US8824548B2

US8824548B2 - Object detecting with 1D range sensors

Info

Publication number: US8824548B2
Application number: US13/092,408
Authority: US
Inventors: Cuneyt Oncel Tuzel; Gungor Polatkan
Original assignee: Mitsubishi Electric Research Laboratories Inc
Current assignee: Mitsubishi Electric Research Laboratories Inc
Priority date: 2006-03-21
Filing date: 2011-04-22
Publication date: 2014-09-02
Also published as: US20110200229A1

Abstract

Moving objects are classified based on maximum margin classification and discriminative probabilistic sequential modeling of range data acquired by a scanner with a set of one or more 1D laser line scanner. The range data in the form of 2D images is pre-processed and then classified. The classifier is composed of appearance classifiers, sequence classifiers with different inference techniques, and state machine enforcement of a structure of the objects.

Description

FIELD OF THE INVENTION

This invention relates generally to image processing, and more particularly to classifying objects using range scanners in computer vision applications.

BACKGROUND OF THE INVENTION

Object classification is widely used in computer vision applications. While most common applications use 2D camera images, there is a need for accurate classification methods for 3D range data. For example, the objects can be part moving on an assembly line.

The innovation of new sensor technologies results in new types of data collection techniques. In conjunction, new applications of automations appear and machines are substituted for more and more human labor.

Generally, object classification can use several type of data acquisition techniques such as inductive loop detector, video detector, acoustic detector, range sensor, and infrared detector. One system uses a laser sensor that outputs range and intensity information for object detection and classification.

SUMMARY OF THE INVENTION

The embodiments of the invention provide a method and system for classifying objects based on maximum margin classification and discriminative probabilistic sequential modeling of range data acquired by a scanner with a set of one or more 1D laser line scanner.

The method includes pre-processing and classification phases. Different techniques, such as median filtering, background and foreground detection, 3D reconstruction and object prior information, are used during pre-processing steps to denoise the range data, and extract the most discriminative features. Then, a classifier is trained. The classifier is composed of an appearance classifier, a sequence classifier with different inference techniques, and state machine enforcement.

BRIEF DESCRIPTION OF THE DRAWINGS

FIG. 1 is a block diagram of object classification according to embodiments of the invention; and

FIG. 2 is a schematic of a scanner with a 1D laser line scanners according to embodiments of the invention.

DETAILED DESCRIPTION OF THE PREFERRED EMBODIMENT

Notation

We use the following notations to represent all the variables described herein, which are either explicitly defined or obvious from the description. We use bold character to represent vectors, i.e., data sequences in this case, and unbold character to represent single variables. For example, x_i=

χ_i,1, χ_i,2, . . . , x_i,T_i

represents the sequence indexed by i, and x_i,jrepresents the single variable of the sequence i at time step j. For an arbitrary single sequence, we skip the sequence index i and write the sequence as X_i=

χ, χ₂, . . . , χ_T

.

Overview

FIG. 1 shows a system and method for classifying an object 80 according to embodiments of our invention. Range data 101 are acquired by a scanner 90 from the object 80 as input for the method.
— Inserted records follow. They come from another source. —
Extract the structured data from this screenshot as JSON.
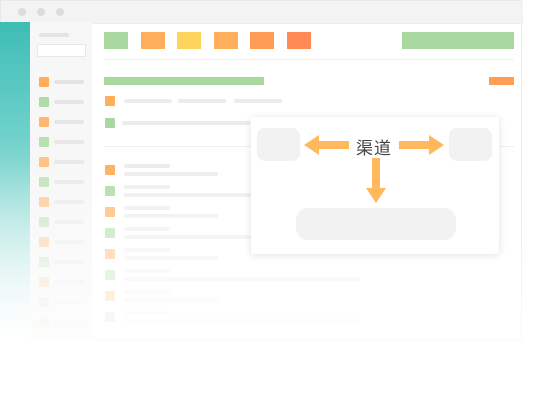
{
  "popup": {
    "label": "渠道"
  },
  "colors": {
    "green": "#a8d8a0",
    "orange": "#ffae5c",
    "yellow": "#ffd45c",
    "deep_orange": "#ff8a55",
    "teal": "#3dbdb5",
    "arrow": "#ffb95c"
  },
  "icons": {
    "arrow_left": "arrow-left-icon",
    "arrow_right": "arrow-right-icon",
    "arrow_down": "arrow-down-icon"
  }
}
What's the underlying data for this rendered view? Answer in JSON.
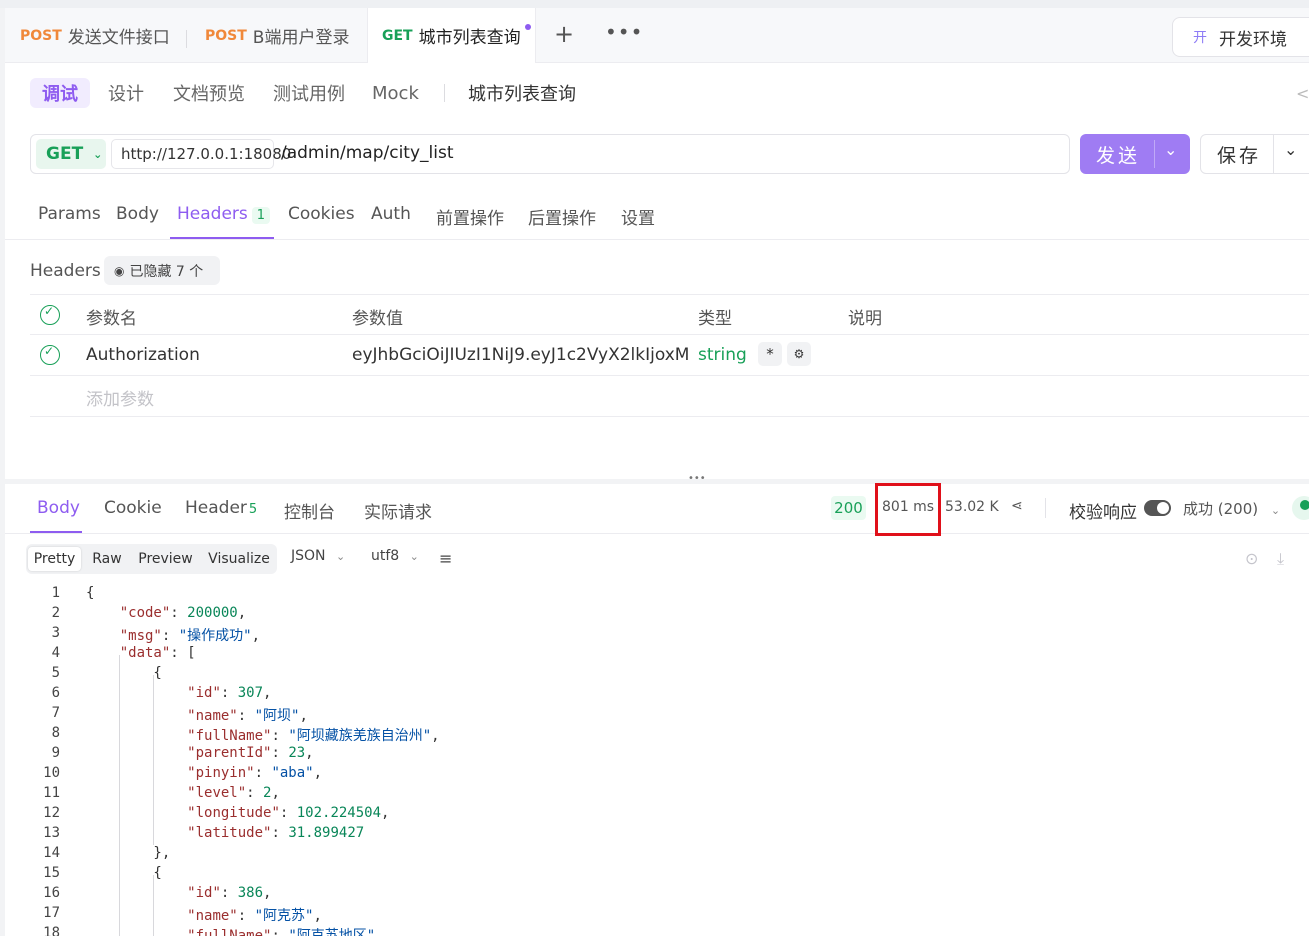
{
  "tabs": [
    {
      "method": "POST",
      "title": "发送文件接口"
    },
    {
      "method": "POST",
      "title": "B端用户登录"
    },
    {
      "method": "GET",
      "title": "城市列表查询"
    }
  ],
  "env": {
    "badge": "开",
    "name": "开发环境"
  },
  "subtabs": [
    "调试",
    "设计",
    "文档预览",
    "测试用例",
    "Mock"
  ],
  "api_name": "城市列表查询",
  "request": {
    "method": "GET",
    "host": "http://127.0.0.1:18080",
    "path": "/admin/map/city_list",
    "send_label": "发送",
    "save_label": "保存"
  },
  "req_tabs": [
    "Params",
    "Body",
    "Headers",
    "Cookies",
    "Auth",
    "前置操作",
    "后置操作",
    "设置"
  ],
  "headers_count": "1",
  "headers_section": {
    "label": "Headers",
    "hidden_text": "已隐藏 7 个"
  },
  "table": {
    "cols": [
      "参数名",
      "参数值",
      "类型",
      "说明"
    ],
    "row": {
      "name": "Authorization",
      "value": "eyJhbGciOiJIUzI1NiJ9.eyJ1c2VyX2lkIjoxM",
      "type": "string",
      "required": "*"
    },
    "add_placeholder": "添加参数"
  },
  "response": {
    "tabs": [
      "Body",
      "Cookie",
      "Header",
      "控制台",
      "实际请求"
    ],
    "header_count": "5",
    "status": "200",
    "time": "801 ms",
    "size": "53.02 K",
    "verify_label": "校验响应",
    "result": "成功 (200)",
    "formats": [
      "Pretty",
      "Raw",
      "Preview",
      "Visualize"
    ],
    "lang": "JSON",
    "encoding": "utf8"
  },
  "code_lines": [
    "{",
    "    \"code\": 200000,",
    "    \"msg\": \"操作成功\",",
    "    \"data\": [",
    "        {",
    "            \"id\": 307,",
    "            \"name\": \"阿坝\",",
    "            \"fullName\": \"阿坝藏族羌族自治州\",",
    "            \"parentId\": 23,",
    "            \"pinyin\": \"aba\",",
    "            \"level\": 2,",
    "            \"longitude\": 102.224504,",
    "            \"latitude\": 31.899427",
    "        },",
    "        {",
    "            \"id\": 386,",
    "            \"name\": \"阿克苏\",",
    "            \"fullName\": \"阿克苏地区\""
  ]
}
As shown in FIG. 2, the scanner 90 includes a 1D laser line sensor. The scanner is arranged a on pole 202 near the object is to be identified. It is understood that the invention can be worked with just one sensor.

FIG. 2 also shows the field of view 203 for each sensor. The sensor acquires one or more side views of the object.
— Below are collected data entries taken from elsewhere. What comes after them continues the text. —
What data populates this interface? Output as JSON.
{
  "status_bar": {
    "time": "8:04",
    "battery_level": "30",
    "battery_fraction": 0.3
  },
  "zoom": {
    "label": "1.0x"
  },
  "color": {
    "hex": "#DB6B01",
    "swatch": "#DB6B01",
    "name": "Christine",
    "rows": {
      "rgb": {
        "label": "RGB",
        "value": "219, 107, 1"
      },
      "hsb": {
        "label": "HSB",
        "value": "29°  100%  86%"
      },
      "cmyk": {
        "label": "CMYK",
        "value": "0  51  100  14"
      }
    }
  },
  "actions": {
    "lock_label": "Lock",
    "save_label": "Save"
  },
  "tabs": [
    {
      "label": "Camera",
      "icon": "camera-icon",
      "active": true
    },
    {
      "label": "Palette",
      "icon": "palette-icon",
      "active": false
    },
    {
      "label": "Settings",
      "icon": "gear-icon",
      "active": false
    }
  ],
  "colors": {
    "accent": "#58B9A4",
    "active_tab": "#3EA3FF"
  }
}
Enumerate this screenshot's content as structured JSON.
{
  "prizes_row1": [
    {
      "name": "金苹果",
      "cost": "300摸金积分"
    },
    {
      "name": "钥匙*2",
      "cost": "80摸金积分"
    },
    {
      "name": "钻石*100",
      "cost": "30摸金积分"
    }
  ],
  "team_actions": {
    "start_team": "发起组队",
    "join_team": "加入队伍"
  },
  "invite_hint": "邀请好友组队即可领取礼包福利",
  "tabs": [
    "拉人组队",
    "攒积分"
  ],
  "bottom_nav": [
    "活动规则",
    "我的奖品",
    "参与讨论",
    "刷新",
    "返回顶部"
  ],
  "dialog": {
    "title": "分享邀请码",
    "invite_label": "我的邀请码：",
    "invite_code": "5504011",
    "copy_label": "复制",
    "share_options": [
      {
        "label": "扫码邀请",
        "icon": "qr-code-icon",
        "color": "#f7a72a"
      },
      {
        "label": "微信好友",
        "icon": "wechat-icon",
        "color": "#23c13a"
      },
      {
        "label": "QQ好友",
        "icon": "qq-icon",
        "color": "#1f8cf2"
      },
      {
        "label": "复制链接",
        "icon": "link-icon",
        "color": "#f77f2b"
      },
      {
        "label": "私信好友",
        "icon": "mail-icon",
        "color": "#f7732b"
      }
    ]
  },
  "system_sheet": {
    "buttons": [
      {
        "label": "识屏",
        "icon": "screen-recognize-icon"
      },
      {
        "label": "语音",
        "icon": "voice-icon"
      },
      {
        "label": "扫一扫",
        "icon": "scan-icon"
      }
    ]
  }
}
The 1D (line) measurements of the range data are accumulated over time, and 2D images of range profile of the object are constructed. The 2D range image is used for object type classification. Output is a class 109 of the object.

The above steps can be performed in a processor 199 connected to memory and input/output interfaces as known in the art.
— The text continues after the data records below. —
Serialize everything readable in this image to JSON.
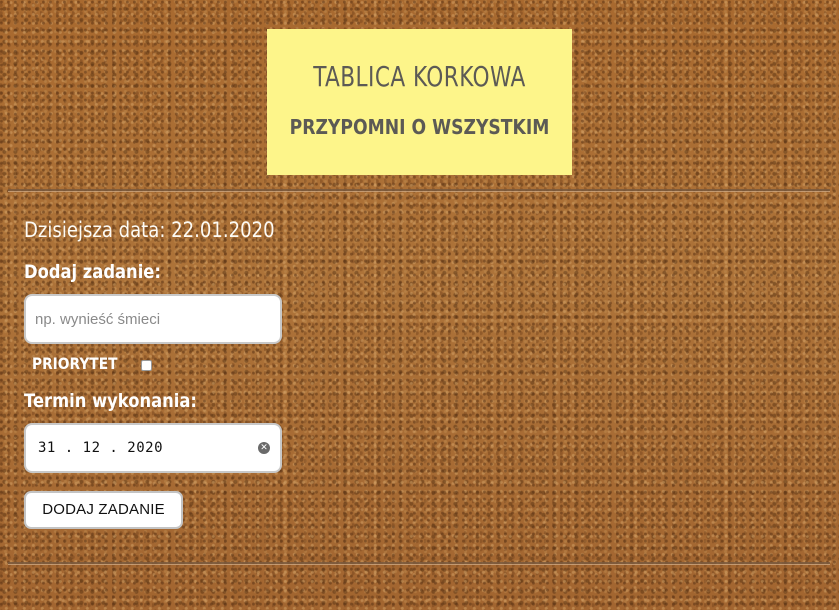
{
  "header": {
    "title": "TABLICA KORKOWA",
    "subtitle": "PRZYPOMNI O WSZYSTKIM"
  },
  "date_info": {
    "text": "Dzisiejsza data: 22.01.2020"
  },
  "form": {
    "add_task_label": "Dodaj zadanie:",
    "task_input": {
      "value": "",
      "placeholder": "np. wynieść śmieci"
    },
    "priority_label": "PRIORYTET",
    "priority_checked": false,
    "deadline_label": "Termin wykonania:",
    "deadline_value": "31 . 12 . 2020",
    "submit_label": "DODAJ ZADANIE"
  },
  "icons": {
    "clear": "clear-icon"
  },
  "colors": {
    "background": "#a86c36",
    "header_card": "#fdf58a",
    "header_text": "#5c5a55",
    "form_text": "#ffffff"
  }
}
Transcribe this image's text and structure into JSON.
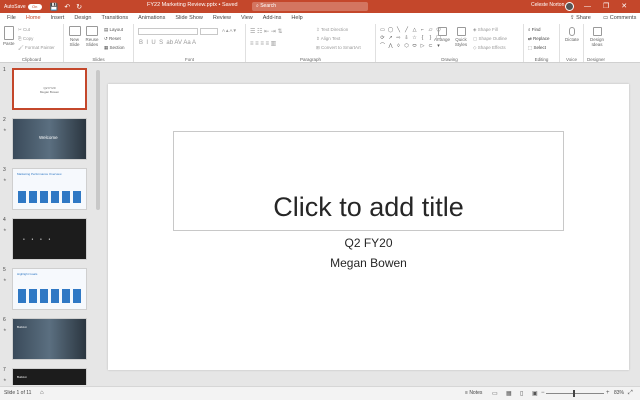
{
  "titlebar": {
    "autosave_label": "AutoSave",
    "autosave_state": "On",
    "doc_title": "FY22 Marketing Review.pptx",
    "saved_status": "Saved",
    "search_placeholder": "Search",
    "user_name": "Celeste Norton",
    "qat": {
      "save_icon": "💾",
      "undo_icon": "↶",
      "redo_icon": "↻"
    },
    "window": {
      "minimize": "—",
      "restore": "❐",
      "close": "✕"
    }
  },
  "tabs": [
    "File",
    "Home",
    "Insert",
    "Design",
    "Transitions",
    "Animations",
    "Slide Show",
    "Review",
    "View",
    "Add-ins",
    "Help"
  ],
  "active_tab": "Home",
  "share_label": "Share",
  "comments_label": "Comments",
  "ribbon": {
    "clipboard": {
      "paste": "Paste",
      "cut": "Cut",
      "copy": "Copy",
      "format_painter": "Format Painter",
      "label": "Clipboard"
    },
    "slides": {
      "new_slide": "New Slide",
      "reuse_slides": "Reuse Slides",
      "layout": "Layout",
      "reset": "Reset",
      "section": "Section",
      "label": "Slides"
    },
    "font": {
      "label": "Font",
      "bold": "B",
      "italic": "I",
      "underline": "U",
      "strike": "S"
    },
    "paragraph": {
      "label": "Paragraph",
      "text_direction": "Text Direction",
      "align_text": "Align Text",
      "smartart": "Convert to SmartArt"
    },
    "drawing": {
      "label": "Drawing",
      "arrange": "Arrange",
      "quick_styles": "Quick Styles",
      "shape_fill": "Shape Fill",
      "shape_outline": "Shape Outline",
      "shape_effects": "Shape Effects"
    },
    "editing": {
      "label": "Editing",
      "find": "Find",
      "replace": "Replace",
      "select": "Select"
    },
    "voice": {
      "label": "Voice",
      "dictate": "Dictate"
    },
    "designer": {
      "label": "Designer",
      "design_ideas": "Design Ideas"
    }
  },
  "thumbnails": [
    {
      "num": "1",
      "kind": "title",
      "line1": "Q2 FY20",
      "line2": "Megan Bowen"
    },
    {
      "num": "2",
      "kind": "photo",
      "text": "Welcome"
    },
    {
      "num": "3",
      "kind": "blue",
      "text": "Marketing Performance Overview"
    },
    {
      "num": "4",
      "kind": "dark",
      "text": ""
    },
    {
      "num": "5",
      "kind": "blue",
      "text": "Highlight Goals"
    },
    {
      "num": "6",
      "kind": "photo",
      "text": "Build-in"
    },
    {
      "num": "7",
      "kind": "dark",
      "text": "Build-in"
    }
  ],
  "slide": {
    "title_placeholder": "Click to add title",
    "subtitle_line1": "Q2 FY20",
    "subtitle_line2": "Megan Bowen"
  },
  "status": {
    "slide_count": "Slide 1 of 11",
    "notes": "Notes",
    "zoom": "83%"
  }
}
The method includes a preprocessing phase, and a classifying phase. During preprocessing, we denoise 110 the range data, remove 120 irrelevant background information, 3D project 130 the remaining foreground pixels using range information, and sensor scanning geometries, correct 140 the range, and extract features 155.

For classification 170, we use outputs of a appearance classifier such as multi-class support vector machine (SVM) as features for a sequence classifier such as a conditional random field (CRF) classification to obtain initial class labels, enforce 180 object structure using discriminative properties of objects and feature attributes, and the sequential structure, and finally obtain the object class 109.

Preprocessing

Initial Denoising p One major problem with the range data is the noise due to non-zero angle of incidence, reflectance of an objects surfaces, imperfect operation of scanner, and interfering noise from the environment. Therefore, we first denoise the range data.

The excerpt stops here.